While the economics of treating sleep apnea in CHF patients are tantilizing to contemplate, questions remain about the relationship between sleep apnea and heart failure. Does sleep apnea exacerbate CHF? Can untreated sleep apnea, as Javaheri posits, adversely affect cardiac function, resulting in a vicious cycle that could cause death in patients with CHF?

“We don’t know whether this is true or not,” says Brydon Grant, M.D., professor of Medicine and Physiology at the School of Medicine and Biomedical Sciences, University of Buffalo, N.Y. “In our sleep studies, we’re taking a short cut. Rather than trying to prove or disprove the vicious cycle hypothesis regarding mortality, it’s easier to see whether treating sleep apnea actually improves the quality of life of the heart patient.

Another reason for our approach relates to health care costs, Grant says. “Looking at patients with CHF, one of the questions that comes up is should they have a heart transplant.
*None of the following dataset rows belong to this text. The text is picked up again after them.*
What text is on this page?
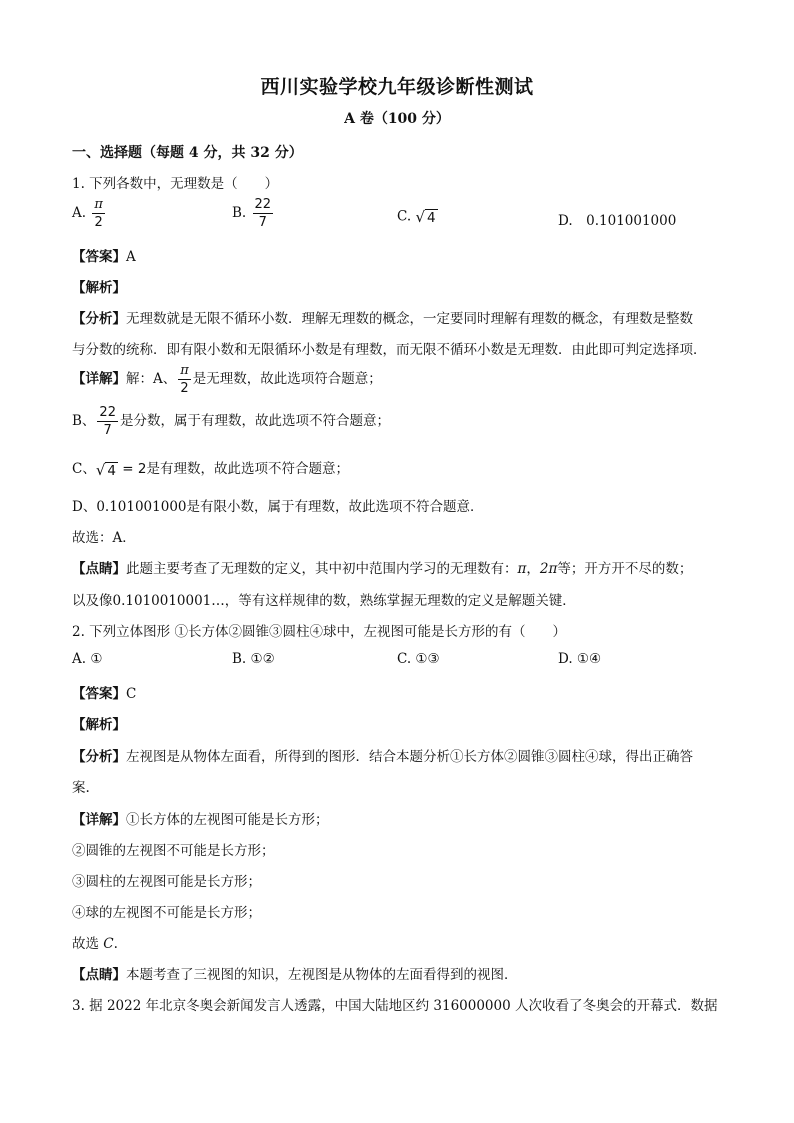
西川实验学校九年级诊断性测试
A 卷（100 分）
一、选择题（每题 4 分，共 32 分）
1. 下列各数中，无理数是（　　）
A. $\frac{\pi}{2}$	B. $\frac{22}{7}$	C. √ 4	D.　0.101001000
【答案】A
【解析】
【分析】无理数就是无限不循环小数．理解无理数的概念，一定要同时理解有理数的概念，有理数是整数
与分数的统称．即有限小数和无限循环小数是有理数，而无限不循环小数是无理数．由此即可判定选择项．
【详解】解：A、 $\frac{\pi}{2}$ 是无理数，故此选项符合题意；
B、 $\frac{22}{7}$ 是分数，属于有理数，故此选项不符合题意；
C、√ 4 = 2是有理数，故此选项不符合题意；
D、0.101001000是有限小数，属于有理数，故此选项不符合题意．
故选：A．
【点睛】此题主要考查了无理数的定义，其中初中范围内学习的无理数有：π，2π等；开方开不尽的数；
以及像0.1010010001…，等有这样规律的数，熟练掌握无理数的定义是解题关键．
2. 下列立体图形 ①长方体②圆锥③圆柱④球中，左视图可能是长方形的有（　　）
A. ①	B. ①②	C. ①③	D. ①④
【答案】C
【解析】
【分析】左视图是从物体左面看，所得到的图形．结合本题分析①长方体②圆锥③圆柱④球，得出正确答
案.
【详解】①长方体的左视图可能是长方形；
②圆锥的左视图不可能是长方形；
③圆柱的左视图可能是长方形；
④球的左视图不可能是长方形；
故选 C.
【点睛】本题考查了三视图的知识，左视图是从物体的左面看得到的视图．
3. 据 2022 年北京冬奥会新闻发言人透露，中国大陆地区约 316000000 人次收看了冬奥会的开幕式．数据
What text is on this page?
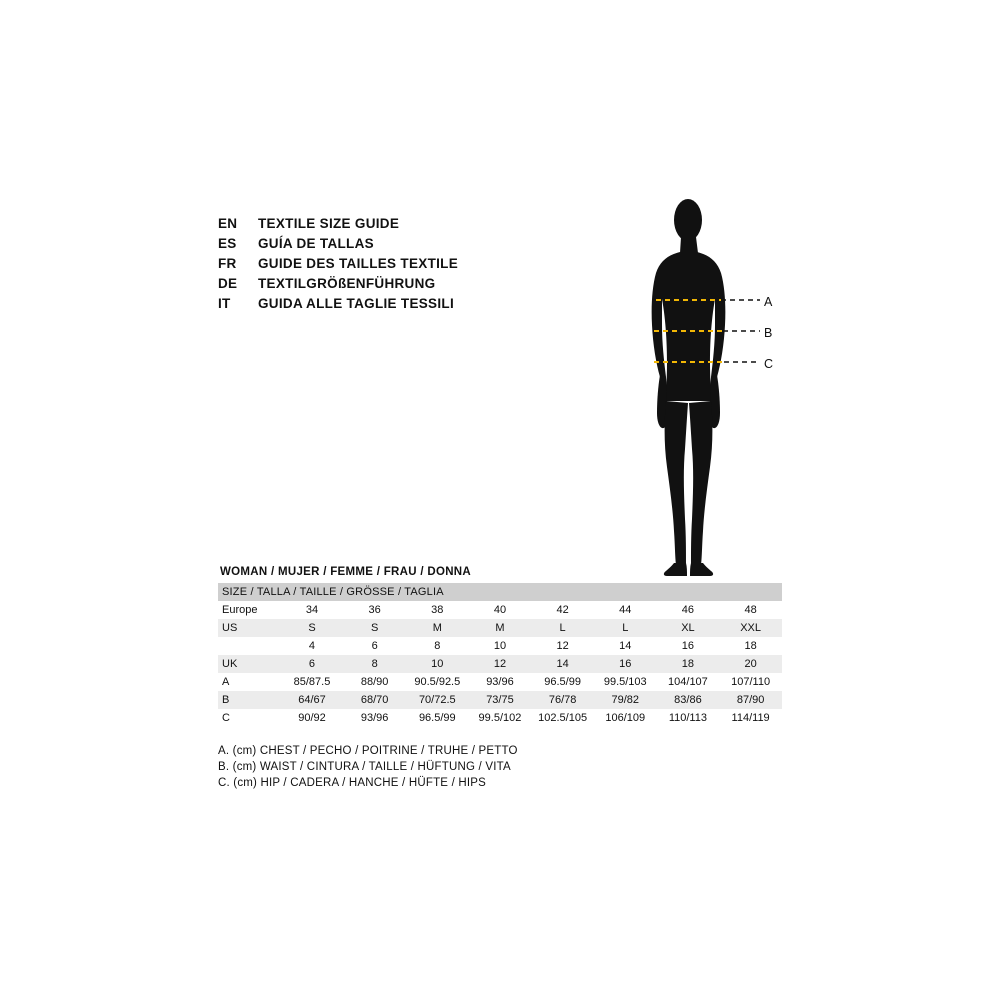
EN	TEXTILE SIZE GUIDE
ES	GUÍA DE TALLAS
FR	GUIDE DES TAILLES TEXTILE
DE	TEXTILGRÖßENFÜHRUNG
IT	GUIDA ALLE TAGLIE TESSILI	A
B
C
WOMAN / MUJER / FEMME / FRAU / DONNA
SIZE / TALLA / TAILLE / GRÖSSE / TAGLIA								
Europe	34	36	38	40	42	44	46	48
US	S	S	M	M	L	L	XL	XXL
	4	6	8	10	12	14	16	18
UK	6	8	10	12	14	16	18	20
A	85/87.5	88/90	90.5/92.5	93/96	96.5/99	99.5/103	104/107	107/110
B	64/67	68/70	70/72.5	73/75	76/78	79/82	83/86	87/90
C	90/92	93/96	96.5/99	99.5/102	102.5/105	106/109	110/113	114/119
A. (cm) CHEST / PECHO / POITRINE / TRUHE / PETTO
B. (cm) WAIST / CINTURA / TAILLE / HÜFTUNG / VITA
C. (cm) HIP / CADERA / HANCHE / HÜFTE / HIPS
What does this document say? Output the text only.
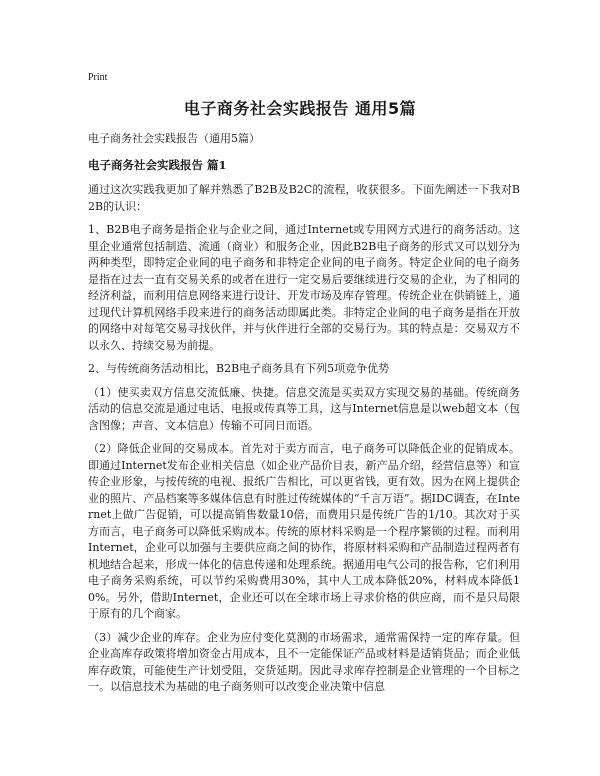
Print
电子商务社会实践报告 通用5篇

电子商务社会实践报告（通用5篇）

电子商务社会实践报告 篇1

通过这次实践我更加了解并熟悉了B2B及B2C的流程，收获很多。下面先阐述一下我对B2B的认识：

1、B2B电子商务是指企业与企业之间，通过Internet或专用网方式进行的商务活动。这里企业通常包括制造、流通（商业）和服务企业，因此B2B电子商务的形式又可以划分为两种类型，即特定企业间的电子商务和非特定企业间的电子商务。特定企业间的电子商务是指在过去一直有交易关系的或者在进行一定交易后要继续进行交易的企业，为了相同的经济利益，而利用信息网络来进行设计、开发市场及库存管理。传统企业在供销链上，通过现代计算机网络手段来进行的商务活动即属此类。非特定企业间的电子商务是指在开放的网络中对每笔交易寻找伙伴，并与伙伴进行全部的交易行为。其的特点是：交易双方不以永久、持续交易为前提。

2、与传统商务活动相比，B2B电子商务具有下列5项竞争优势

（1）使买卖双方信息交流低廉、快捷。信息交流是买卖双方实现交易的基础。传统商务活动的信息交流是通过电话、电报或传真等工具，这与Internet信息是以web超文本（包含图像；声音、文本信息）传输不可同日而语。

（2）降低企业间的交易成本。首先对于卖方而言，电子商务可以降低企业的促销成本。即通过Internet发布企业相关信息（如企业产品价目表，新产品介绍，经营信息等）和宣传企业形象，与按传统的电视、报纸广告相比，可以更省钱，更有效。因为在网上提供企业的照片、产品档案等多媒体信息有时胜过传统媒体的“千言万语”。据IDC调查，在Internet上做广告促销，可以提高销售数量10倍，而费用只是传统广告的1/10。其次对于买方而言，电子商务可以降低采购成本。传统的原材料采购是一个程序繁锁的过程。而利用Internet，企业可以加强与主要供应商之间的协作，将原材料采购和产品制造过程两者有机地结合起来，形成一体化的信息传递和处理系统。据通用电气公司的报告称，它们利用电子商务采购系统，可以节约采购费用30%，其中人工成本降低20%，材料成本降低10%。另外，借助Internet，企业还可以在全球市场上寻求价格的供应商，而不是只局限于原有的几个商家。

（3）减少企业的库存。企业为应付变化莫测的市场需求，通常需保持一定的库存量。但企业高库存政策将增加资金占用成本，且不一定能保证产品或材料是适销货品；而企业低库存政策，可能使生产计划受阻，交货延期。因此寻求库存控制是企业管理的一个目标之一。以信息技术为基础的电子商务则可以改变企业决策中信息
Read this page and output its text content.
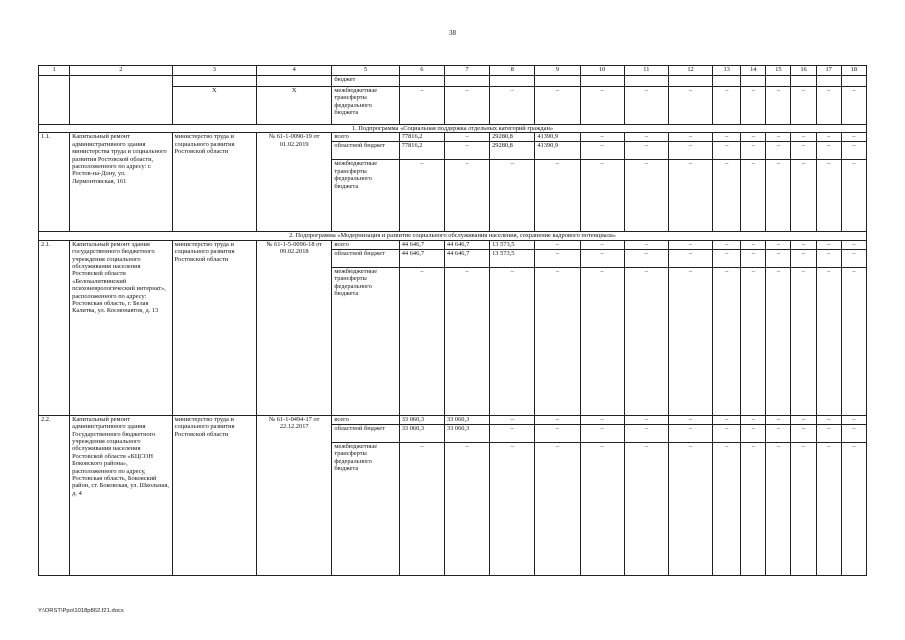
38
1	2	3	4	5	6	7	8	9	10	11	12	13	14	15	16	17	18
				бюджет													
		Х	Х	межбюджетные трансферты федерального бюджета	–	–	–	–	–	–	–	–	–	–	–	–	–
1. Подпрограмма «Социальная поддержка отдельных категорий граждан»																	
1.1.	Капитальный ремонт административного здания министерства труда и социального развития Ростовской области, расположенного по адресу: г. Ростов-на-Дону, ул. Лермонтовская, 161	министерство труда и социального развития Ростовской области	№ 61-1-0090-19 от 01.02.2019	всего	77816,2	–	29280,8	41390,9	–	–	–	–	–	–	–	–	–
				областной бюджет	77816,2	–	29280,8	41390,9	–	–	–	–	–	–	–	–	–
				межбюджетные трансферты федерального бюджета	–	–	–	–	–	–	–	–	–	–	–	–	–
2. Подпрограмма «Модернизация и развитие социального обслуживания населения, сохранение кадрового потенциала»																	
2.1.	Капитальный ремонт здания государственного бюджетного учреждения социального обслуживания населения Ростовской области «Белокалитвинский психоневрологический интернат», расположенного по адресу: Ростовская область, г. Белая Калитва, ул. Космонавтов, д. 13	министерство труда и социального развития Ростовской области	№ 61-1-5-0096-18 от 09.02.2018	всего	44 646,7	44 646,7	13 573,5	–	–	–	–	–	–	–	–	–	–
				областной бюджет	44 646,7	44 646,7	13 573,5	–	–	–	–	–	–	–	–	–	–
				межбюджетные трансферты федерального бюджета	–	–	–	–	–	–	–	–	–	–	–	–	–
2.2.	Капитальный ремонт административного здания Государственного бюджетного учреждения социального обслуживания населения Ростовской области «КЦСОН Боковского района», расположенного по адресу, Ростовская область, Боковский район, ст. Боковская, ул. Школьная, д. 4	министерство труда и социального развития Ростовской области	№ 61-1-0494-17 от 22.12.2017	всего	33 060,3	33 060,3	–	–	–	–	–	–	–	–	–	–	–
				областной бюджет	33 060,3	33 060,3	–	–	–	–	–	–	–	–	–	–	–
				межбюджетные трансферты федерального бюджета	–	–	–	–	–	–	–	–	–	–	–	–	–
Y:\ORST\Ppo\1018p862.f21.docx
Our thinking is that if you can improve the quality of life of these patients you may be able to delay their need for transplants, perhaps, forever.”

Grant’s point is that the end-of-stage disease is becoming very expensive — both in terms of money and emotional stress. That’s when a decision must be made as to whether to have a transplant. “If you save putting someone on a transplant list, you’ve personally saved a lot of difficulties associated with transplants,” he says. “You can’t guarantee they’ll get an organ. And it’s very difficult to tell someone that ‘we might be able to get a transplant for you, but I don’t know whether your donor will come up.’ They sit on tenderhooks. You wonder if it was the right thing to do because only one in 10 patients gets a transplant. I showed the patient a lifeline, but I haven’t been able to get him to catch it. Had he been better off in not knowing this option? You put people in a very difficult position. You offer the patient a ray of hope which he may never catch.

“That’s why there is a lot of interest now in trying to find [diagnosis and treatment] methods to give patients a more satisfactory quality of life instead of a transplant,” Grant says. “That’s the hope.”